Justice Minallah then questioned, "Were such exercises conducted in the case of an official? We are asking about former presidents and premiers."
"Such was done in the cases of Hakim Ali Zardari and Ahmed Riaz Sheikh," the NAB prosecutor replied. "The burden of proof was also on the accused in both the cases."
The NAB prosecutor then concluded his arguments.
Additional prosecutor general Jehanzeb Bharwana then requested for a brief argument and contended that the trust deed submitted by Maryam was fake.
Justice Minallah then asked the additional prosecutor general if he agrees with Qureshi that this is a case of first impression. Bharwana replied in the affirmative.
The judge then asked who prepared the chart on the known sources of income. "Where is the person who made the chart and if they appeared before court then we would have conducted arguments over it."
Justice Aurangzeb then asked, "What is the rush in the case? This case is being fought through NAB's prosecutor general."
Justice Minallah then remarked, “Maryam could only have assisted if she played a role in the purchase of the properties.”
Qureshi then responded, “It is not necessary to know the worth of the properties as the flats, lavish lifestyle and media interviews are present.”
As the NAB prosecutor concluded his arguments, Nawaz's counsel, Khawaja Harris, presented brief arguments after which the court reserved its judgment.
Accountability court judge Mohammad Bashir had on July 6 convicted Nawaz, Maryam and Capt (retd) Safdar in the Avenfield properties reference and sentenced them to 11 years, eight years and one year, respectively, in prison.
Nawaz and Maryam were arrested on July 13 upon arrival in Lahore from London.
On July 16, the Sharifs had filed appeals for the Avenfield verdict to be overturned.

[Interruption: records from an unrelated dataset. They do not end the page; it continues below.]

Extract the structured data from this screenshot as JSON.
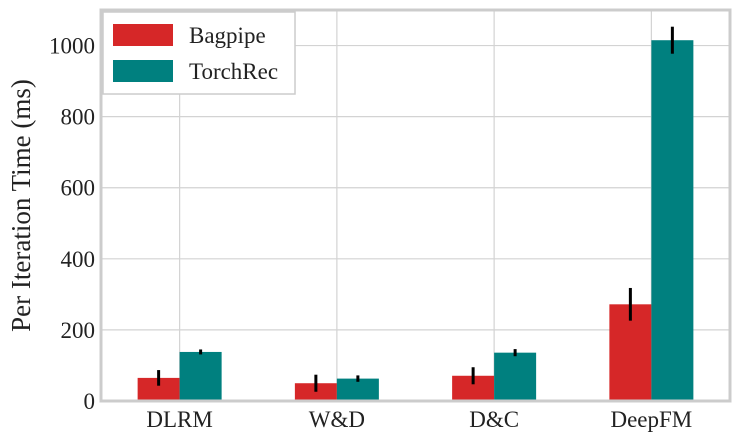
{
  "chart_data": {
    "type": "bar",
    "title": "",
    "xlabel": "",
    "ylabel": "Per Iteration Time (ms)",
    "categories": [
      "DLRM",
      "W&D",
      "D&C",
      "DeepFM"
    ],
    "ylim": [
      0,
      1100
    ],
    "yticks": [
      0,
      200,
      400,
      600,
      800,
      1000
    ],
    "grid": true,
    "legend_position": "top-left",
    "series": [
      {
        "name": "Bagpipe",
        "color": "#d62728",
        "values": [
          65,
          50,
          71,
          272
        ],
        "errors": [
          22,
          24,
          24,
          46
        ]
      },
      {
        "name": "TorchRec",
        "color": "#00807f",
        "values": [
          138,
          63,
          136,
          1015
        ],
        "errors": [
          7,
          9,
          10,
          38
        ]
      }
    ]
  }
}
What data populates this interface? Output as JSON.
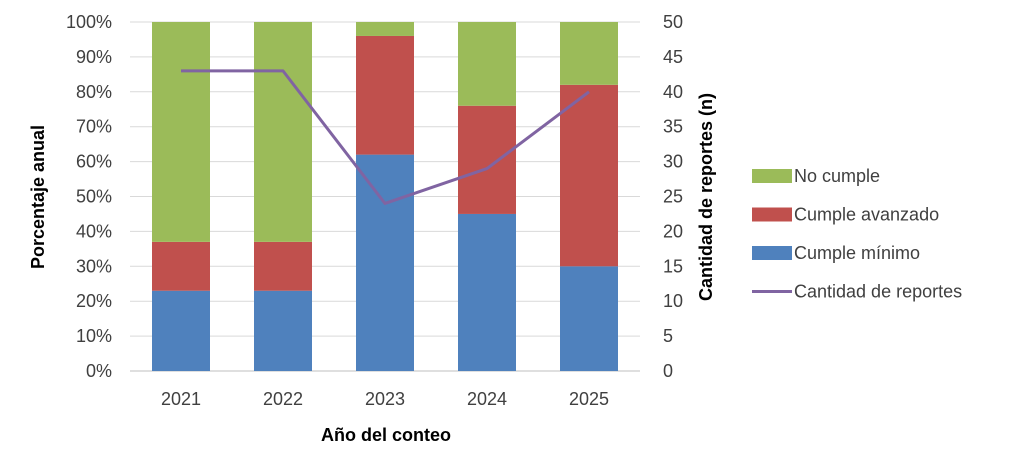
{
  "chart_data": {
    "type": "bar",
    "stacked": true,
    "categories": [
      "2021",
      "2022",
      "2023",
      "2024",
      "2025"
    ],
    "series": [
      {
        "name": "Cumple mínimo",
        "values": [
          23,
          23,
          62,
          45,
          30
        ],
        "color": "#4F81BD"
      },
      {
        "name": "Cumple avanzado",
        "values": [
          14,
          14,
          34,
          31,
          52
        ],
        "color": "#C0504D"
      },
      {
        "name": "No cumple",
        "values": [
          63,
          63,
          4,
          24,
          18
        ],
        "color": "#9BBB59"
      }
    ],
    "line_series": {
      "name": "Cantidad de reportes",
      "axis": "right",
      "values": [
        43,
        43,
        24,
        29,
        40
      ],
      "color": "#8064A2"
    },
    "xlabel": "Año del conteo",
    "ylabel": "Porcentaje anual",
    "y2label": "Cantidad de reportes (n)",
    "ylim": [
      0,
      100
    ],
    "y2lim": [
      0,
      50
    ],
    "yticks": [
      "0%",
      "10%",
      "20%",
      "30%",
      "40%",
      "50%",
      "60%",
      "70%",
      "80%",
      "90%",
      "100%"
    ],
    "y2ticks": [
      "0",
      "5",
      "10",
      "15",
      "20",
      "25",
      "30",
      "35",
      "40",
      "45",
      "50"
    ],
    "grid": true,
    "legend_position": "right",
    "legend": [
      "No cumple",
      "Cumple avanzado",
      "Cumple mínimo",
      "Cantidad de reportes"
    ]
  }
}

Further, the Supreme Court on Monday rejected a petition filed by the NAB challenging the IHC's decision to hear Sharifs' petitions against the Avenfield verdict.
On September 15, the anti-graft body had moved the Supreme Court in an effort to keep the IHC from ruling on an application from the Sharif family seeking the suspension of the Avenfield verdict. However, imposing a Rs20,000 fine on the bureau, Chief Justice Mian Saqib Nisar noted that justice should be served to petitioners.